The Reason Mountain Lions Are Dying From The Black Plague

First of all, are we talking about a mountain lion, cougar, puma, panther, painter, or catamount? And the answer is yes — we use all of those names for the same animal, according to The New York Times. Mountain lions are the second-largest cat in North America, topping out at 150 pounds for the males, 100 pounds for the females, per Animal Fact Guide. (The largest? Thanks for asking. According to Live Science, that's the jaguar, which easily reaches 200 and sometimes 300 pounds. That's a lot of kibble.) Second-largest or not (and it's not like you'd want to quibble over season stats with one), they range just about anywhere they can find shelter and food.

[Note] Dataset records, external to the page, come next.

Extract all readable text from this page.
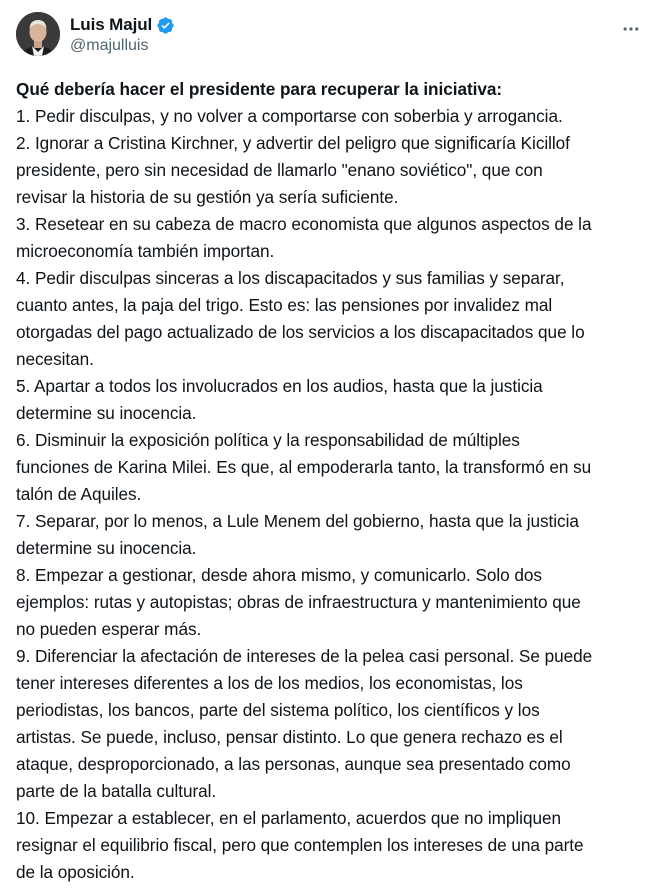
Luis Majul
@majulluis
Qué debería hacer el presidente para recuperar la iniciativa:
1. Pedir disculpas, y no volver a comportarse con soberbia y arrogancia.
2. Ignorar a Cristina Kirchner, y advertir del peligro que significaría Kicillof
presidente, pero sin necesidad de llamarlo "enano soviético", que con
revisar la historia de su gestión ya sería suficiente.
3. Resetear en su cabeza de macro economista que algunos aspectos de la
microeconomía también importan.
4. Pedir disculpas sinceras a los discapacitados y sus familias y separar,
cuanto antes, la paja del trigo. Esto es: las pensiones por invalidez mal
otorgadas del pago actualizado de los servicios a los discapacitados que lo
necesitan.
5. Apartar a todos los involucrados en los audios, hasta que la justicia
determine su inocencia.
6. Disminuir la exposición política y la responsabilidad de múltiples
funciones de Karina Milei. Es que, al empoderarla tanto, la transformó en su
talón de Aquiles.
7. Separar, por lo menos, a Lule Menem del gobierno, hasta que la justicia
determine su inocencia.
8. Empezar a gestionar, desde ahora mismo, y comunicarlo. Solo dos
ejemplos: rutas y autopistas; obras de infraestructura y mantenimiento que
no pueden esperar más.
9. Diferenciar la afectación de intereses de la pelea casi personal. Se puede
tener intereses diferentes a los de los medios, los economistas, los
periodistas, los bancos, parte del sistema político, los científicos y los
artistas. Se puede, incluso, pensar distinto. Lo que genera rechazo es el
ataque, desproporcionado, a las personas, aunque sea presentado como
parte de la batalla cultural.
10. Empezar a establecer, en el parlamento, acuerdos que no impliquen
resignar el equilibrio fiscal, pero que contemplen los intereses de una parte
de la oposición.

They were hunted out of the Eastern part of the continent, but they're doing well in western North America, even in the hill areas approaching the shores, in wee parts of Florida, and as far south as, well, "most" of South America. Cougars keep to themselves, interacting with other cougars only to mate. They're apex predators, preferring something large like deer, but also willing to consume smaller rodents — any port in a storm, right? And there we have it: cougars in the area of Yellowstone National Park have been testing positive for Black Plague for well over a decade, and diet might have something to do with it.

Diet has something to do with it

According to All That's Interesting, a recent study has shown that an alarming percentage of dead cougars in the Yellowstone and Jackson Hole areas have either died from plague or showed proof of exposure to the disease. The illness was probably acquired from rodents in the mountain lions' diet — plague is zoonotic, meaning that it travels between species, including human beings. As History Today reports, the 14th century outbreak killed an estimated 50 million people in Europe alone, often believed to have been spread by rats. Plague still pops up from time to time, though human infections are relatively rare these days.

Cougars aren't the only ones. In 2019 bubonic plague was found among prairie dogs in the Rocky Mountain Arsenal National Wildlife Refuge. One thing you don't have to worry about: Mountain lions are quiet. They neither roar nor scream. They do make a sort of purr-on-steroids sound. So that's kind of relaxing. From an apex predator.